I just named my vagina "The Boneyard"
More like "Chia Pet"
I'm still drunk from last night...I walked out for a cigarette with one of the Janitors here and apparently someone took a shit on the stairs...Which makes me wonder...was that me?
Is it bad when your hot neighbor is crying on her porch, and your 2nd thought is "maybe her boyfriend cheated on her and she'll want to fuck me for revenge sex?"
Perfectly normal.
hungover subway ride filled with german tourists and a mariachi band. too early. too fuckin early
Haha, you kept saying the cop was going to give you a ride home b/c "that's his job, it's summer."
You need to let him know my only agenda is coke and sadness.
Doing the walk of shame at 1 AM. Stumbled across a rave. This night is epic.
I am drinking fireball and apple juice out of a sippy cup like a fucking toddler.
That's probably when I climbed a tree and told everyone I was an ornament
side note: on a scale of 1-10, how bad an idea is it to hook up with 9 cats guy?

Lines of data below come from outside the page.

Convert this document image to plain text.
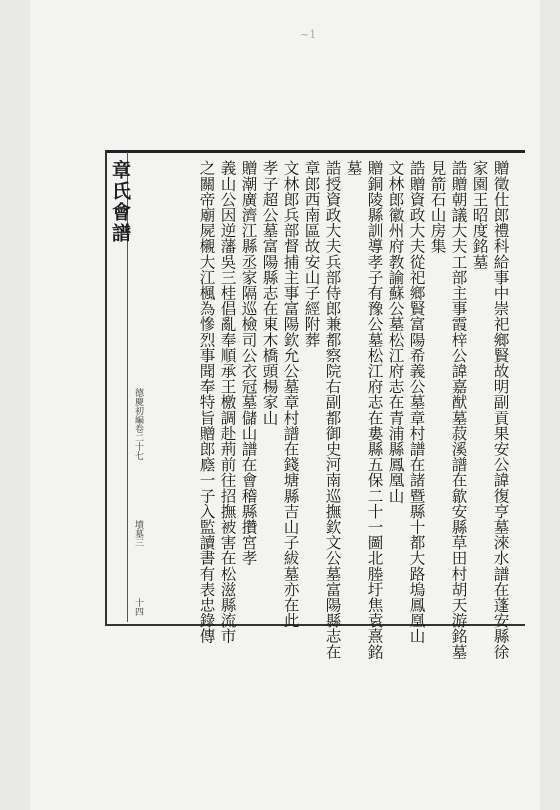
~1
章氏會譜
德慶初編卷二十七
墳墓三
十四	贈徵仕郎禮科給事中崇祀鄉賢故明副貢果安公諱復亨墓淶水譜在蓬安縣徐
家園王昭度銘墓
誥贈朝議大夫工部主事霞梓公諱嘉猷墓菽溪譜在歙安縣草田村胡天游銘墓
見箭石山房集
誥贈資政大夫從祀鄉賢富陽希義公墓章村譜在諸暨縣十都大路塢鳳凰山
文林郎徽州府教諭蘇公墓松江府志在青浦縣鳳凰山
贈銅陵縣訓導孝子有豫公墓松江府志在婁縣五保二十一圖北塍圩焦袁熹銘
墓
誥授資政大夫兵部侍郎兼都察院右副都御史河南巡撫欽文公墓富陽縣志在
章郎西南區故安山子經附葬
文林郎兵部督捕主事富陽欽允公墓章村譜在錢塘縣吉山子紱墓亦在此
孝子超公墓富陽縣志在東木橋頭楊家山
贈潮廣濟江縣丞家隔巡檢司公衣冠墓儲山譜在會稽縣攢宮孝
義山公因逆藩吳三桂倡亂奉順承王檄調赴荊前往招撫被害在松滋縣流市
之關帝廟屍櫬大江楓為慘烈事聞奉特旨贈郎廕一子入監讀書有表忠錄傳
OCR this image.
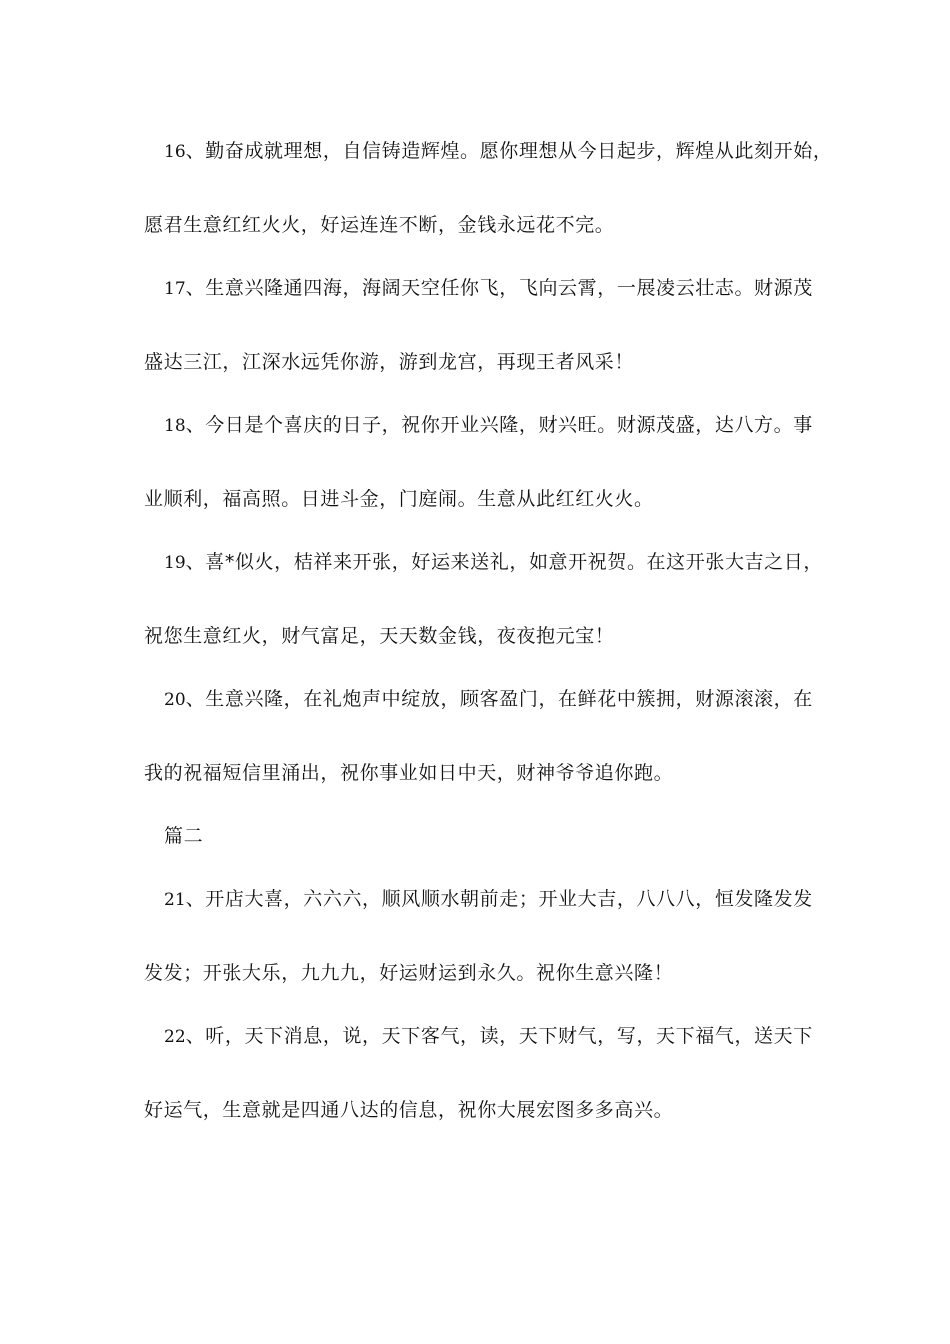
16、勤奋成就理想，自信铸造辉煌。愿你理想从今日起步，辉煌从此刻开始，
愿君生意红红火火，好运连连不断，金钱永远花不完。
17、生意兴隆通四海，海阔天空任你飞，飞向云霄，一展凌云壮志。财源茂
盛达三江，江深水远凭你游，游到龙宫，再现王者风采！
18、今日是个喜庆的日子，祝你开业兴隆，财兴旺。财源茂盛，达八方。事
业顺利，福高照。日进斗金，门庭闹。生意从此红红火火。
19、喜*似火，桔祥来开张，好运来送礼，如意开祝贺。在这开张大吉之日，
祝您生意红火，财气富足，天天数金钱，夜夜抱元宝！
20、生意兴隆，在礼炮声中绽放，顾客盈门，在鲜花中簇拥，财源滚滚，在
我的祝福短信里涌出，祝你事业如日中天，财神爷爷追你跑。
篇二
21、开店大喜，六六六，顺风顺水朝前走；开业大吉，八八八，恒发隆发发
发发；开张大乐，九九九，好运财运到永久。祝你生意兴隆！
22、听，天下消息，说，天下客气，读，天下财气，写，天下福气，送天下
好运气，生意就是四通八达的信息，祝你大展宏图多多高兴。
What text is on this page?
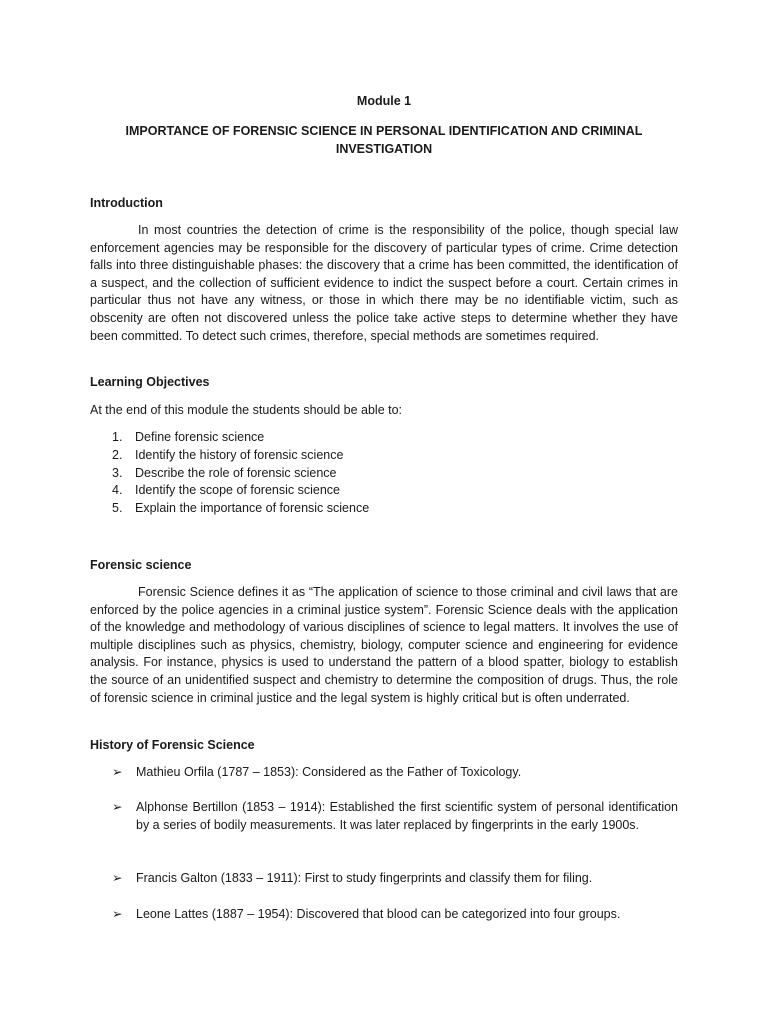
Module 1
IMPORTANCE OF FORENSIC SCIENCE IN PERSONAL IDENTIFICATION AND CRIMINAL INVESTIGATION
Introduction
In most countries the detection of crime is the responsibility of the police, though special law enforcement agencies may be responsible for the discovery of particular types of crime. Crime detection falls into three distinguishable phases: the discovery that a crime has been committed, the identification of a suspect, and the collection of sufficient evidence to indict the suspect before a court. Certain crimes in particular thus not have any witness, or those in which there may be no identifiable victim, such as obscenity are often not discovered unless the police take active steps to determine whether they have been committed. To detect such crimes, therefore, special methods are sometimes required.
Learning Objectives
At the end of this module the students should be able to:
1.	Define forensic science
2.	Identify the history of forensic science
3.	Describe the role of forensic science
4.	Identify the scope of forensic science
5.	Explain the importance of forensic science
Forensic science
Forensic Science defines it as “The application of science to those criminal and civil laws that are enforced by the police agencies in a criminal justice system”. Forensic Science deals with the application of the knowledge and methodology of various disciplines of science to legal matters. It involves the use of multiple disciplines such as physics, chemistry, biology, computer science and engineering for evidence analysis. For instance, physics is used to understand the pattern of a blood spatter, biology to establish the source of an unidentified suspect and chemistry to determine the composition of drugs. Thus, the role of forensic science in criminal justice and the legal system is highly critical but is often underrated.
History of Forensic Science
➢ Mathieu Orfila (1787 – 1853): Considered as the Father of Toxicology.
➢ Alphonse Bertillon (1853 – 1914): Established the first scientific system of personal identification by a series of bodily measurements. It was later replaced by fingerprints in the early 1900s.
➢ Francis Galton (1833 – 1911): First to study fingerprints and classify them for filing.
➢ Leone Lattes (1887 – 1954): Discovered that blood can be categorized into four groups.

I only drink at bars with bathrooms big enough to have sex in.
nobody put me to bed and I ended up peeing on a tree and got written up
Shit is getting real. I just adjusted my search radius for my dating profile to ANY FUCKING WHERE
No I didn't say it was safe, I said it was legal. I didn't say anything about it being safe. It's not my fault if you weren't listening properly.
I just had 3 numbers I don't know text me and remind me I am to attend AA on monday. Im gonna say it was a good night.